そういうと、キリアの手に黒い弓が出来上がる。

「行かせてもらうぜ!」

同時に黒い矢が8つほど同時に放たれる。8つの矢はいろんな軌道をたどりながらオーラルへと向かっていった。しかし、オーラルは避けるとも、剣で防ぐともせずに全ての矢を受けた。矢を受けたところから大量の血が流れる。

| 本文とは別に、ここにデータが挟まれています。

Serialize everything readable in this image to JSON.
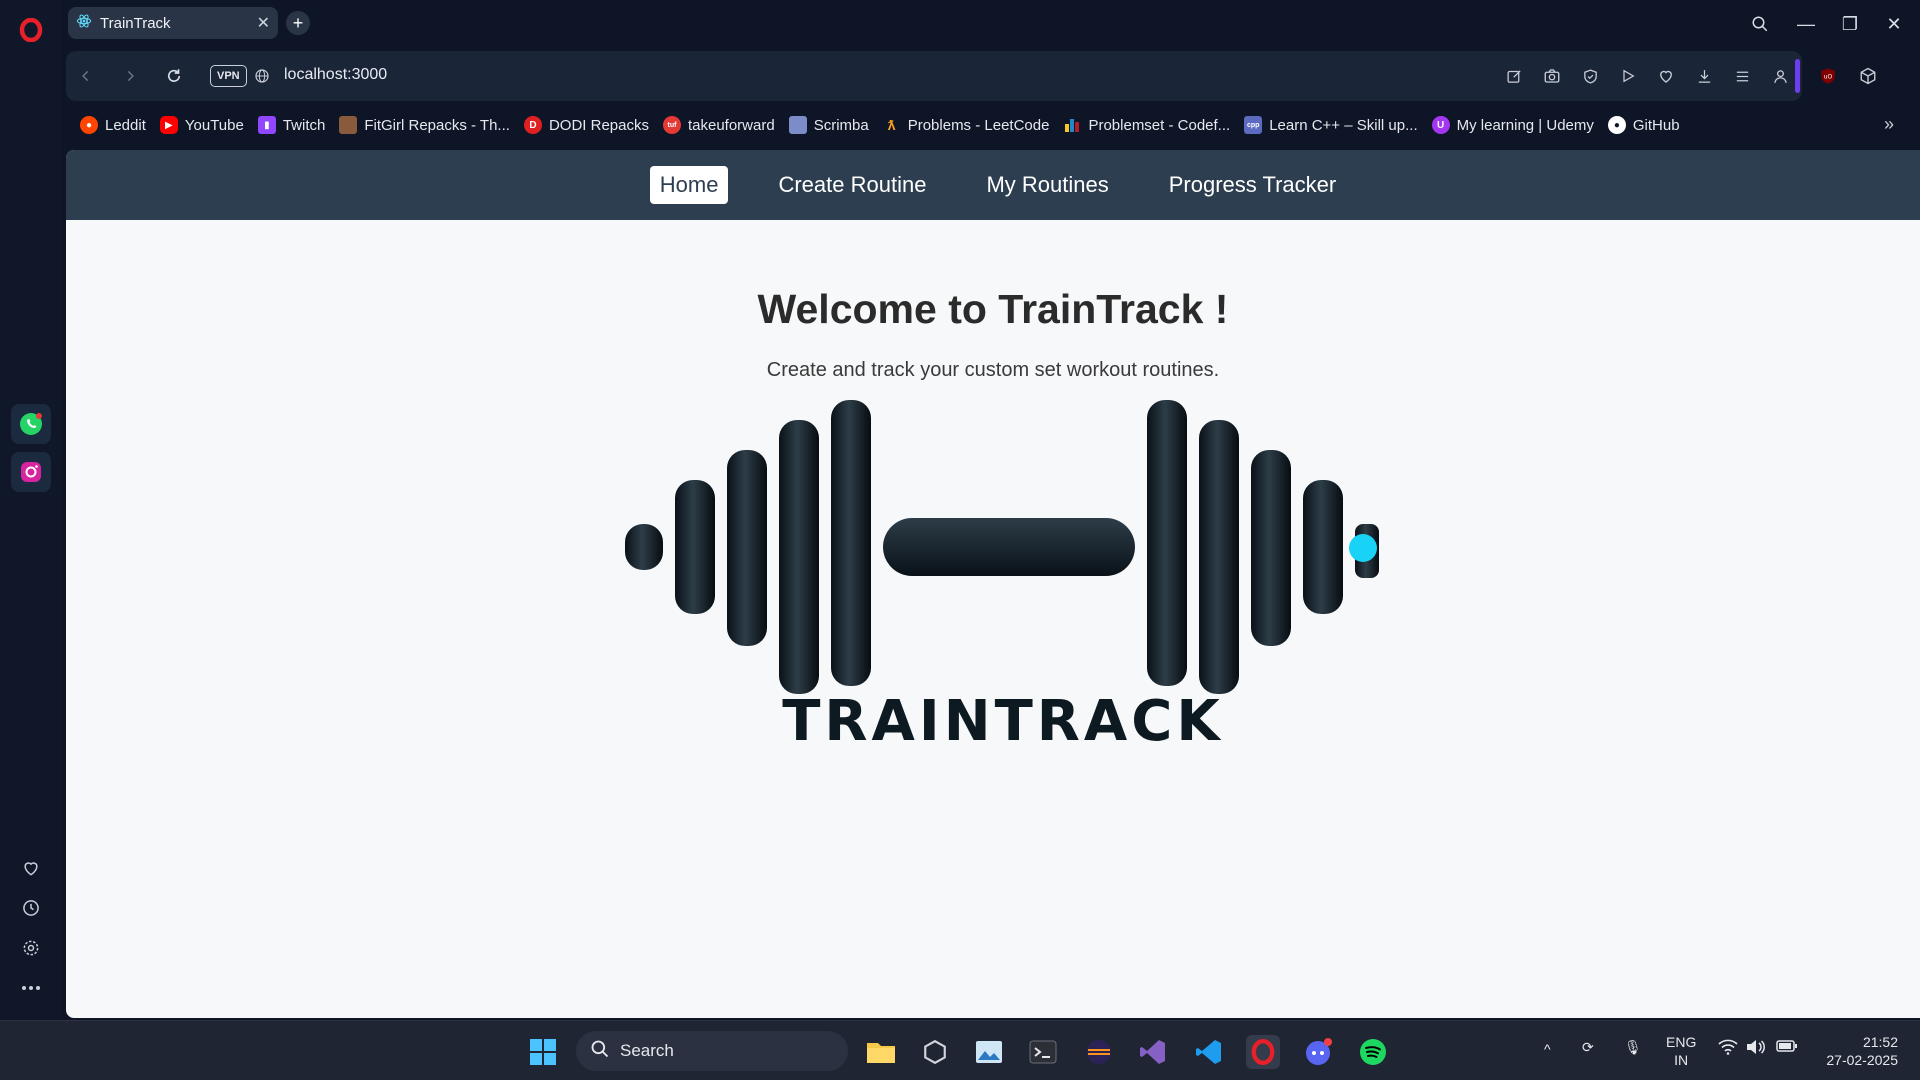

(なんで、こいつ避けなかったんだ?まぁいい、攻撃の手を緩めるな。)

そう思いながらさらに弓を弾こうとすると、オーラルが先ほどよりもさらに速いスピードで突っ込んでくる。

(ダメだ!弓を引くまでが間に合わない!チッ、)

[黒槍]

オーラルの真下にある黒の泉から、大量の槍を出した。すると、それにも臆さずに刺さりながら突っ込んでくる。

(ヤバすぎやろ!こいつ、どんな神経してんねん。)

動きをとりあえず封じようと思ったキリアは相手の動きを止めるだけなら黒鎖の上位互換である技を出した。

[黒檻]

そういうと、黒の泉から出た檻がオーラルを閉じ込め、オーラルの動きが止まる。すると、オーラルが出ることを諦めたのか、剣を上へと上げて振り落とした。すると紫色の斬撃がキリア目掛けて真っ直ぐに飛んできた。

(しまっ、この間合いじゃよけれねぇ、)

そう思いながら纏魔"力"を発動し、黒刀で斬撃を迎えうった。

「こん、チクショウがー!」

そう言いながら天へと斬撃の軌道をずらした。

そして、キリアがオーラルの方を見ると、先程までに受けた傷が全てなくなっていた。

「なっ、オーラル、お前傷は?!」

「あぁ、これか、俺の術式は全ての能力が上がるのはもちろんだが、俺の術式は相手から受けたダメージを蓄積して、放つことができるんだ。そして、術式発動中のダメージは、放つことで全て回復する。まぁ、その分発動時間は5分だがな。」

(なんちゅー術式だよ。チートだチートやってられるか!)

そう言いながら呆れ顔をしたキリアが口を開く

「あぁーもう降さ、」

「お前、本気出せよ。」

そう言ってキリアの言葉を遮った。

「お前、ずっと本気出してないだろ。本気でやらずに負けたら、ライセンスさえ発行しないからな。」

そう言われてキリアは引くに引けなくなった。

「はいはい。わかりましたよ。じゃ、お願いがあります。、、、、、、死なないでくださいね。」

そして、キリアが前髪をかき上げると、

「っ!」

オーラルの顔が引き攣った。それもそのはずである。なぜならキリアからは人間のものとは思えない禍々しい魔力が立ち昇ったのである。

「さぁ、行きますよ、」

キリアがそういうとオーラルが手を上げ

「降参だ。負け負け、俺の負けだよ。」

「はぁ!」

それを聞いたキリアが少し切れた声を出した。

「だってお前がそれ使ったら、多分俺お前に殺されちまうしな。それは嫌だから俺の負けだ負け。後、お前、それ本当の奥の手だろ。多分使ったら意識も飛ぶ系の。」

「はい、まぁ当たってます。」

はぁーと言いながらため息をつくオーラル。

「まぁそれも含めて全て上で聴こうか。」

そう言ってギルマス室にまた案内されるのであった。